Care For The Wild grows into the mission

From ANIMAL PEOPLE, January/February 2000:

RUSPER, West Sussex, U.K. ––It would be hard to be more active in international wildlife protection than Care For The Wild on a comparable budget––or to be more obscure, even with offices in seven nations on four continents.

None of the Care For The Wild expenditure of $1.3 million a year goes for show, or for office comfort. The headquarters in retired veterinarian and chairperson William Jordan’s former animal hospital can barely be seen from the street. Most of the staff occupy a converted stable. William Jordan himself and other executives share closet-sized rooms in the downstairs of his Tudor house.

Care For The Wild is perhaps the biggest employer near the crossroads of Rusper, a village whose other landmarks are a medieval church and two 400-yearold pubs. But Rusper, on the outer edge of the London sprawl, isn’t really near anywhere. It is still rural enough, in fact, that abundant rabbits might be prey for a feral leopard or puma repeatedly seen in the neighborhood.

“If it exists, it may come to see us,” William Jordan speculates. “We may have to do something to secure its safety. Here in Britain we already assist rescue centers and more than 90 National Federation of Badger Groups, helping badgers, otters, foxes, sea birds, birds of prey, seals, and dolphins. Our big cat work has been mainly done abroad,” he grins, “but we have helped a few cast-off exotic pets and former zoo or circus animals to find a home at a reputable sanctuary.”

Eclectic in concerns, Care For The Wild achieves ubiquity by partnering with other organizations which need help to fulfill promising projects. William Jordan encountered Daphne Sheldrick and the David Sheldrick Wildlife Trust on a 1987 expedition to Kenya to assist the Kenya SPCA on behalf of another British charity, The Donkey Sanctuary.

Sponsoring orphaned elephants and rhinos at the Sheldrick Trust facility led to donating and repairing vehicles for the antipoaching force at Tsavo East National Park.

Care For The Wild undertook a similar role at Satpura National Park and the Bori and Pachmari Sanctuaries in Madhya Pradesh, India. A 1996 Care For The Wild contribution of two small trucks and 14 motorcycles to the Satpura ranger corps was “by far the biggest donation that we have ever received,” the regional conservator of forests wrote.

“Further donations of jeeps, trucks, and motor boats followed,” Care For The Wild literature states.
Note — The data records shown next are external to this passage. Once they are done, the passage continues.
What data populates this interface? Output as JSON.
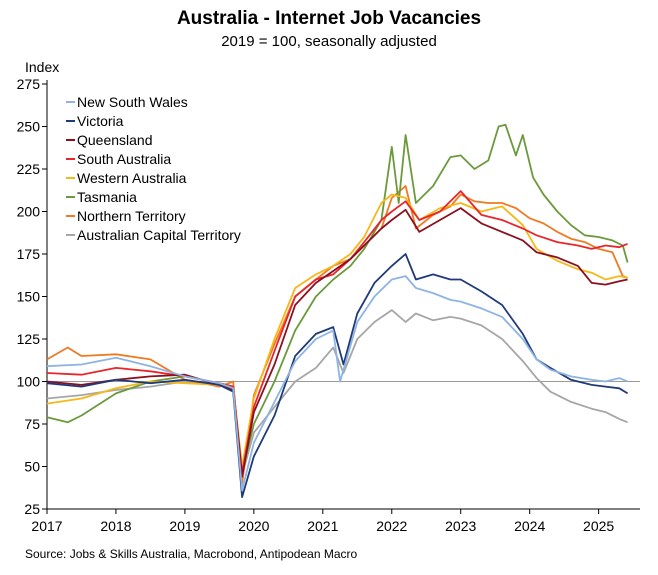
{
  "chart_data": {
    "type": "line",
    "title": "Australia - Internet Job Vacancies",
    "subtitle": "2019 = 100, seasonally adjusted",
    "ylabel": "Index",
    "xlabel": "",
    "source": "Source: Jobs & Skills Australia, Macrobond, Antipodean Macro",
    "ylim": [
      25,
      275
    ],
    "yticks": [
      25,
      50,
      75,
      100,
      125,
      150,
      175,
      200,
      225,
      250,
      275
    ],
    "xlim": [
      2017.0,
      2025.6
    ],
    "xticks": [
      "2017",
      "2018",
      "2019",
      "2020",
      "2021",
      "2022",
      "2023",
      "2024",
      "2025"
    ],
    "reference_line": 100,
    "legend_position": "top-left",
    "series": [
      {
        "name": "New South Wales",
        "color": "#8db4e2",
        "x": [
          2017.0,
          2017.5,
          2018.0,
          2018.5,
          2019.0,
          2019.5,
          2019.7,
          2019.83,
          2020.0,
          2020.3,
          2020.6,
          2020.9,
          2021.15,
          2021.25,
          2021.5,
          2021.75,
          2022.0,
          2022.2,
          2022.35,
          2022.6,
          2022.85,
          2023.0,
          2023.3,
          2023.6,
          2023.9,
          2024.1,
          2024.3,
          2024.6,
          2024.9,
          2025.1,
          2025.3,
          2025.42
        ],
        "y": [
          109,
          110,
          114,
          109,
          103,
          99,
          96,
          36,
          64,
          88,
          112,
          125,
          130,
          100,
          135,
          150,
          160,
          162,
          155,
          152,
          148,
          147,
          143,
          138,
          125,
          113,
          107,
          103,
          101,
          100,
          102,
          100
        ]
      },
      {
        "name": "Victoria",
        "color": "#1f3a7a",
        "x": [
          2017.0,
          2017.5,
          2018.0,
          2018.5,
          2019.0,
          2019.5,
          2019.7,
          2019.83,
          2020.0,
          2020.3,
          2020.6,
          2020.9,
          2021.15,
          2021.3,
          2021.5,
          2021.75,
          2022.0,
          2022.2,
          2022.35,
          2022.6,
          2022.85,
          2023.0,
          2023.3,
          2023.6,
          2023.9,
          2024.1,
          2024.3,
          2024.6,
          2024.9,
          2025.1,
          2025.3,
          2025.42
        ],
        "y": [
          99,
          97,
          101,
          99,
          101,
          98,
          94,
          32,
          56,
          80,
          115,
          128,
          132,
          110,
          140,
          158,
          168,
          175,
          160,
          163,
          160,
          160,
          153,
          145,
          128,
          113,
          108,
          101,
          98,
          97,
          96,
          93
        ]
      },
      {
        "name": "Queensland",
        "color": "#8b0f1f",
        "x": [
          2017.0,
          2017.5,
          2018.0,
          2018.5,
          2019.0,
          2019.5,
          2019.7,
          2019.83,
          2020.0,
          2020.3,
          2020.6,
          2020.9,
          2021.15,
          2021.4,
          2021.6,
          2021.85,
          2022.0,
          2022.2,
          2022.4,
          2022.7,
          2023.0,
          2023.3,
          2023.6,
          2023.9,
          2024.1,
          2024.4,
          2024.7,
          2024.9,
          2025.1,
          2025.3,
          2025.42
        ],
        "y": [
          100,
          98,
          101,
          103,
          104,
          98,
          95,
          44,
          82,
          110,
          145,
          158,
          165,
          172,
          180,
          190,
          195,
          201,
          188,
          195,
          202,
          193,
          188,
          183,
          176,
          173,
          168,
          158,
          157,
          159,
          160
        ]
      },
      {
        "name": "South Australia",
        "color": "#e8262b",
        "x": [
          2017.0,
          2017.5,
          2018.0,
          2018.5,
          2019.0,
          2019.5,
          2019.7,
          2019.83,
          2020.0,
          2020.3,
          2020.6,
          2020.9,
          2021.15,
          2021.4,
          2021.6,
          2021.85,
          2022.0,
          2022.2,
          2022.4,
          2022.7,
          2023.0,
          2023.3,
          2023.6,
          2023.9,
          2024.1,
          2024.4,
          2024.7,
          2024.9,
          2025.1,
          2025.3,
          2025.42
        ],
        "y": [
          105,
          104,
          108,
          106,
          103,
          99,
          97,
          46,
          85,
          118,
          150,
          160,
          163,
          172,
          182,
          195,
          200,
          206,
          195,
          200,
          212,
          198,
          195,
          190,
          186,
          182,
          180,
          178,
          180,
          179,
          181
        ]
      },
      {
        "name": "Western Australia",
        "color": "#f6b816",
        "x": [
          2017.0,
          2017.5,
          2018.0,
          2018.5,
          2019.0,
          2019.5,
          2019.7,
          2019.83,
          2020.0,
          2020.3,
          2020.6,
          2020.9,
          2021.15,
          2021.4,
          2021.6,
          2021.85,
          2022.0,
          2022.2,
          2022.4,
          2022.7,
          2023.0,
          2023.3,
          2023.6,
          2023.9,
          2024.1,
          2024.4,
          2024.7,
          2024.9,
          2025.1,
          2025.3,
          2025.42
        ],
        "y": [
          87,
          90,
          96,
          100,
          99,
          98,
          96,
          50,
          90,
          125,
          155,
          163,
          168,
          175,
          185,
          205,
          210,
          208,
          195,
          202,
          205,
          200,
          203,
          192,
          178,
          171,
          166,
          164,
          160,
          162,
          161
        ]
      },
      {
        "name": "Tasmania",
        "color": "#6b9a3d",
        "x": [
          2017.0,
          2017.3,
          2017.5,
          2018.0,
          2018.5,
          2019.0,
          2019.5,
          2019.7,
          2019.83,
          2020.0,
          2020.3,
          2020.6,
          2020.9,
          2021.15,
          2021.4,
          2021.6,
          2021.85,
          2022.0,
          2022.1,
          2022.2,
          2022.35,
          2022.6,
          2022.85,
          2023.0,
          2023.2,
          2023.4,
          2023.55,
          2023.65,
          2023.8,
          2023.9,
          2024.05,
          2024.2,
          2024.4,
          2024.6,
          2024.8,
          2025.0,
          2025.2,
          2025.35,
          2025.42
        ],
        "y": [
          79,
          76,
          80,
          93,
          100,
          103,
          99,
          97,
          47,
          75,
          100,
          130,
          150,
          160,
          168,
          178,
          195,
          238,
          205,
          245,
          205,
          215,
          232,
          233,
          225,
          230,
          250,
          251,
          233,
          245,
          220,
          210,
          200,
          192,
          186,
          185,
          183,
          180,
          170
        ]
      },
      {
        "name": "Northern Territory",
        "color": "#f07a22",
        "x": [
          2017.0,
          2017.3,
          2017.5,
          2018.0,
          2018.5,
          2019.0,
          2019.5,
          2019.7,
          2019.83,
          2020.0,
          2020.3,
          2020.6,
          2020.9,
          2021.15,
          2021.4,
          2021.6,
          2021.85,
          2022.0,
          2022.2,
          2022.35,
          2022.6,
          2022.85,
          2023.0,
          2023.2,
          2023.4,
          2023.6,
          2023.8,
          2024.0,
          2024.2,
          2024.4,
          2024.6,
          2024.8,
          2025.0,
          2025.2,
          2025.35,
          2025.42
        ],
        "y": [
          113,
          120,
          115,
          116,
          113,
          101,
          97,
          100,
          40,
          92,
          122,
          150,
          160,
          168,
          172,
          180,
          190,
          208,
          215,
          190,
          198,
          203,
          210,
          206,
          205,
          205,
          202,
          196,
          193,
          188,
          184,
          182,
          178,
          176,
          162,
          161
        ]
      },
      {
        "name": "Australian Capital Territory",
        "color": "#a6a6a6",
        "x": [
          2017.0,
          2017.5,
          2018.0,
          2018.5,
          2019.0,
          2019.5,
          2019.7,
          2019.83,
          2020.0,
          2020.3,
          2020.6,
          2020.9,
          2021.15,
          2021.3,
          2021.5,
          2021.75,
          2022.0,
          2022.2,
          2022.35,
          2022.6,
          2022.85,
          2023.0,
          2023.3,
          2023.6,
          2023.9,
          2024.1,
          2024.3,
          2024.6,
          2024.9,
          2025.1,
          2025.3,
          2025.42
        ],
        "y": [
          90,
          92,
          95,
          97,
          100,
          99,
          97,
          45,
          70,
          85,
          100,
          108,
          120,
          105,
          125,
          135,
          142,
          135,
          140,
          136,
          138,
          137,
          133,
          125,
          112,
          102,
          94,
          88,
          84,
          82,
          78,
          76
        ]
      }
    ]
  }
}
But Care For The Wild took a different approach in Zimbabwe, where elephants might be protected from poachers only to be shot by trophy hunters or culled by rangers. There, Care For The Wild hired former elephant hunter Clem Coetzee to relocate “surplus” elephants who might otherwise be culled to private preserves whose owners pledge to allow no elephant hunting for at least 25 years. Also working with the Wildlife For Africa Trust and the Southern Africa Wildlife Trust, Coetzee has developed techniques of moving as many as 10 elephants per truck over distances of up to 750 miles in as little as three days. When Coetzee started, such whole-herd relocations were considered impossible.
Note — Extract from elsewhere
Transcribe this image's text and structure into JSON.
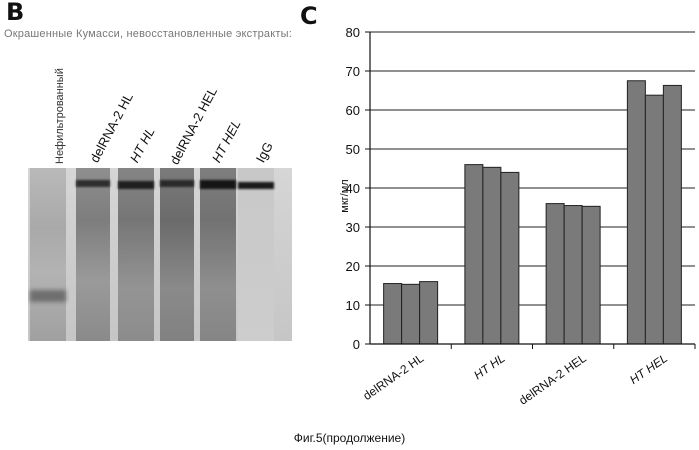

Care For The Wild also aids the Orangutan Foundation in Borneo, funds the Centre for Amazonian Primates rescue facility near Manaus, Brazil, supports white gibbon rescue in Thailand, and in Chile sponsors vicuna protection work by Christian Bonacic, DVM.

While William, the famous Jordan, is the public face of Care For The Wild, his son Chris Jordan is the self-described “SOB––Son Of Boss” who directs operations. The father is quick to credit the son with making the organization grow.

Care For The Wild began with a bookstore. The late Kenyan conservationist George Adamson conducted a ceremonial opening on a rare visit to England, but the store never was financially successful. Moving into other forms of fundraising, Care For The Wild still had just 1,400 donors in 1991, when Chris Jordan left a sales career to join the team fulltime. It now has 55,000 donors.

“Which matters,” Chris Jordan says with characteristic bluntness, “only because their support means we can do a lot more of the work no one else does in the places no one else goes.”

Raised mostly in the U.S. by an American mother, Chris Jordan admits to having had a hard time adjusting to the various schools he attended, including Indiana University at Terre Haute. His favorite times, he recalls, were traveling around the world on wildlife veterinary missions with his father, but he never considered joining his father as an occupation, he says, because “I’m not my father. I wasn’t cut out to be a veterinarian. I didn’t realize that my skills could be of value to the work he does until after some years of helping here and there as a volunteer, I was invited to come aboard. Now I couldn’t imagine wanting to do anything else.”

[Care For The Wild is located at 1 Ashfolds, Horsham Rd., Rusper, West Sussex, RH12 4QX, United Kingdom.]